As young as I was, I knew everything would change when we reached Accra. I knew not what to expect when the vehicle was speeding through the muddy road from the village called Israel, where I stayed for some months with my mother and the man I knew then as my father. So I stayed quiet throughout the journey to Accra. Even my ‘father’s’ mother was alarmed. She repeatedly asked me why I was quiet, with no words to express how I felt, I kept quiet. She bought some roasted yams and gave me some. I was very thankful, for I was very hungry; I ate as hurriedly as a child of five could. Then we reached Accra, Lapaz to be precise.

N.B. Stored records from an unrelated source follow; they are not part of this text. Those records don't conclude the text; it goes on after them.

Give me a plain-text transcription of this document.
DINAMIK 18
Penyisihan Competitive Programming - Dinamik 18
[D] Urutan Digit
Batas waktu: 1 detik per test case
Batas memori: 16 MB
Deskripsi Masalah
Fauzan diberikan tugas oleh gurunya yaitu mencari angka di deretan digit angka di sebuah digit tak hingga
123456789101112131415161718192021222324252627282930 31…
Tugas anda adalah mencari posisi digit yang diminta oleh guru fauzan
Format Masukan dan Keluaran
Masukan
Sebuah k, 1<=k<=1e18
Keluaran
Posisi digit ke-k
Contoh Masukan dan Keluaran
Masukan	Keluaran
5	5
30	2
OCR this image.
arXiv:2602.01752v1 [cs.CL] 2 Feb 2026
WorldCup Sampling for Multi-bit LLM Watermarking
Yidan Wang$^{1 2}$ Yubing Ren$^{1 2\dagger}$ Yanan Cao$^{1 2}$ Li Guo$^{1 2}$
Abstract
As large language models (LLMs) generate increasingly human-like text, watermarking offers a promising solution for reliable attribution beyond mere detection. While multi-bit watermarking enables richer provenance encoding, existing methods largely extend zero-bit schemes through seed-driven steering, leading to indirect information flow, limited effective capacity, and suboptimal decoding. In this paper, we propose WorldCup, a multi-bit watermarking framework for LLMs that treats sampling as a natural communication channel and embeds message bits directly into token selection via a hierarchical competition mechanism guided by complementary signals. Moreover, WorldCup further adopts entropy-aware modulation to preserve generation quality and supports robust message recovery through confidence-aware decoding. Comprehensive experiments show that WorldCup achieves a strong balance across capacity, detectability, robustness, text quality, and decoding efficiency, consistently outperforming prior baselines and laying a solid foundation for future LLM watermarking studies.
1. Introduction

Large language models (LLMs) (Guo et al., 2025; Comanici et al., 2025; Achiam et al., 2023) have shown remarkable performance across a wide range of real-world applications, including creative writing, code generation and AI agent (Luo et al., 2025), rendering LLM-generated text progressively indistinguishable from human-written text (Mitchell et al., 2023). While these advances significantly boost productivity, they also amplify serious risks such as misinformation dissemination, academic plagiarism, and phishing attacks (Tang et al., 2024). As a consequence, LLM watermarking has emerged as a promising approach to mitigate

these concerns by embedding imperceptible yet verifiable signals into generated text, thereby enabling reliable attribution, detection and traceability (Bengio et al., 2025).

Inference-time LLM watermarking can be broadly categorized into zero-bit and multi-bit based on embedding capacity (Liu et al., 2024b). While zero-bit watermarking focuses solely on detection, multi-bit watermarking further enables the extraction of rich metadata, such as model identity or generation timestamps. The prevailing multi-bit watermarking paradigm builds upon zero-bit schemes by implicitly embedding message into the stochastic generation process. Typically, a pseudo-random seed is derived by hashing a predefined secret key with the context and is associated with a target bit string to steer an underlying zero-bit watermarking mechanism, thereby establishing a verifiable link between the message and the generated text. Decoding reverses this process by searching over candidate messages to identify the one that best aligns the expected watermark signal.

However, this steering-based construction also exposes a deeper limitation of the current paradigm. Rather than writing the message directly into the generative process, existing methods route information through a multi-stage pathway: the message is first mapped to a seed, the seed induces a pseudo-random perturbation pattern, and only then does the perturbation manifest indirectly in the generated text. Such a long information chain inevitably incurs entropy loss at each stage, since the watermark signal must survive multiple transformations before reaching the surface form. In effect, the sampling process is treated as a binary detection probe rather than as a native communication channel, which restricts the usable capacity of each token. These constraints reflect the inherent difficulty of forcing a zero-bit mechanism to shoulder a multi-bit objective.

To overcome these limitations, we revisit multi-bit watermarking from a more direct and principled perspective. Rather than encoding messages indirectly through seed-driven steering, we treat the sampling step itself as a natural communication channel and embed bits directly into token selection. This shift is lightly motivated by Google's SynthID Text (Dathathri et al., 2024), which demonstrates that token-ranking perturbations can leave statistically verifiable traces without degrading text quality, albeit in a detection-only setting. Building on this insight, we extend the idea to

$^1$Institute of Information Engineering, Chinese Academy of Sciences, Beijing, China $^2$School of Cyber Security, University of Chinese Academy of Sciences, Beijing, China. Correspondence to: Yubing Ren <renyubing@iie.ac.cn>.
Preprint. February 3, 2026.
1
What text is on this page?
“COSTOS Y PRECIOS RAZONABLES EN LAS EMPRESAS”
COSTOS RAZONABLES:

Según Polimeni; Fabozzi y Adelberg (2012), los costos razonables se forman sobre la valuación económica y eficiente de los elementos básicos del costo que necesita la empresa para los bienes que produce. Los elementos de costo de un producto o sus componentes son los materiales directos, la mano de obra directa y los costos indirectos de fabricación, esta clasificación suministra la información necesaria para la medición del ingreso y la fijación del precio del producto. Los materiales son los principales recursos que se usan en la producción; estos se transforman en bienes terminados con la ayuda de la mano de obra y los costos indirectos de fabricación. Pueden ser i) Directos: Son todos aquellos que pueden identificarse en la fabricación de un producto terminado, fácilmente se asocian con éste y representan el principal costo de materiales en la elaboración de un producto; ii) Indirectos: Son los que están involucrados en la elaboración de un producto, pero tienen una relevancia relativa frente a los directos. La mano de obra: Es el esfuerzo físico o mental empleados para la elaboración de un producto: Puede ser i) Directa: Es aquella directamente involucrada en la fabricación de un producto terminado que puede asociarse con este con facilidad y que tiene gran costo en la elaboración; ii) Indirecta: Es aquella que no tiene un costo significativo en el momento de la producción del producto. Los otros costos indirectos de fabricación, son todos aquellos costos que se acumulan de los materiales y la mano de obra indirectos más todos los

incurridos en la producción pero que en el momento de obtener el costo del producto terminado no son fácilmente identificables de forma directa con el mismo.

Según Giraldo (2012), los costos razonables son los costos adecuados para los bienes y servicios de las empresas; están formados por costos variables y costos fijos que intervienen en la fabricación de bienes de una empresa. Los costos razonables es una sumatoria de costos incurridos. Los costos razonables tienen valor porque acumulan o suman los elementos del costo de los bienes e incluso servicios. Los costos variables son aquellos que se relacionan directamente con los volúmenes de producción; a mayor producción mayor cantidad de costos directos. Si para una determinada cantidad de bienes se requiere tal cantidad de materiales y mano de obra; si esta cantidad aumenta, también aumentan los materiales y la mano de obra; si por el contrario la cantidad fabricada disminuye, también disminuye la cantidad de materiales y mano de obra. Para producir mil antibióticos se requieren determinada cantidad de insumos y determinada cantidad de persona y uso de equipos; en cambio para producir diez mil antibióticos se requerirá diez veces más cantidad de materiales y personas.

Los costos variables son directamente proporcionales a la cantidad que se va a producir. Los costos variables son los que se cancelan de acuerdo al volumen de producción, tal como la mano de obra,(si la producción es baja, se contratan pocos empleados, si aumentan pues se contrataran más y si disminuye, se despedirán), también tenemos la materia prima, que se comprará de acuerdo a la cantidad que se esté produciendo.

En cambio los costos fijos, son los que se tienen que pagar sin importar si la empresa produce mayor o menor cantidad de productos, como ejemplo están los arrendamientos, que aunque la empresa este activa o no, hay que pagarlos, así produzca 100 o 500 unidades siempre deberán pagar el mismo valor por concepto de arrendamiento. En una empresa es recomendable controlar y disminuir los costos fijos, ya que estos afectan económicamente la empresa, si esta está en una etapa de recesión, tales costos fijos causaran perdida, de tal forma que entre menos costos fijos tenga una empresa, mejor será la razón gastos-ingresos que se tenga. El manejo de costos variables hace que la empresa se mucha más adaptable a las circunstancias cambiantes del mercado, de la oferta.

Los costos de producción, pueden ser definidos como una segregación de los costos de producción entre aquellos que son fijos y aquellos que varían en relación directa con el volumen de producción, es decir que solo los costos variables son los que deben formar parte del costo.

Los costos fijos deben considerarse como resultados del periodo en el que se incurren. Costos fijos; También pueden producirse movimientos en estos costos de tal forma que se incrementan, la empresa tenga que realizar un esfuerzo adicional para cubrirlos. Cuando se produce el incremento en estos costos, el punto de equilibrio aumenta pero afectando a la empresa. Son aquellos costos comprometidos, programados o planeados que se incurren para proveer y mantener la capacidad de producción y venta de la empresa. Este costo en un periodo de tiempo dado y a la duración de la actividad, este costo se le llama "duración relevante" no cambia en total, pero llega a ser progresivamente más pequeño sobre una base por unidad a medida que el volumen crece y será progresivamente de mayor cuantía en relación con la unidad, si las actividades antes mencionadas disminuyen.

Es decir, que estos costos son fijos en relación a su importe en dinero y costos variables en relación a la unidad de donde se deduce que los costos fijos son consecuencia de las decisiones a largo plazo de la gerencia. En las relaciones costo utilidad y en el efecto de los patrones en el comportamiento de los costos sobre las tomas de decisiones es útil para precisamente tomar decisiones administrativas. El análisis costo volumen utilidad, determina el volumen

Everything seemed new to me. The structure of the house was not the same as our family house in Obo Kwahu where I had spent most of my life with my maternal grandmother. (In Obo, our house was built with blocks. It was a nice self contained house with pink tiles in the living room.) . Neither was it like the one in Israel, which was built of mud. This house was built with wood; it had a very spacious compound and a very tall block fenced wall with two big trees situated in the middle of the compound. I looked around and saw a small wooden structure situated near the fenced wall that was opposite the two wooden buildings, then looked right to see another small wooden structure, for that, I immediately knew it was a bathroom because someone was coming out of it with an empty bucket and had only a piece of cloth tied around her chest down. Suddenly, I missed my maternal grandmother and my mother and ‘father’. Without having to rest, my grandmother who asked me to call her Nana introduced me to the people we met at home. They were about seven. One was ‘turning fufu’ while a fat tall man who had only four teeth was pounding it. There were about three people eating and one lady seeing to the soup and stews. The one who had just finished bathing stopped in front of me and observed me keenly. I later learnt that Nana was a chop bar operator. Then I was asked to pound some palm nuts which I did obediently.  After that, I was given some ‘banku’ to eat. I ate hungrily. Before long, I felt like easing myself. But I was so shy to ask where the latrine was. I felt that easing one’s self was a sin and it was also shameful to tell people whom you barely knew that you felt like doing it. So I kept quiet and was bidden to wash the dishes. The plates were many and they kept bringing more. Before I knew what was happening I had defecated on myself.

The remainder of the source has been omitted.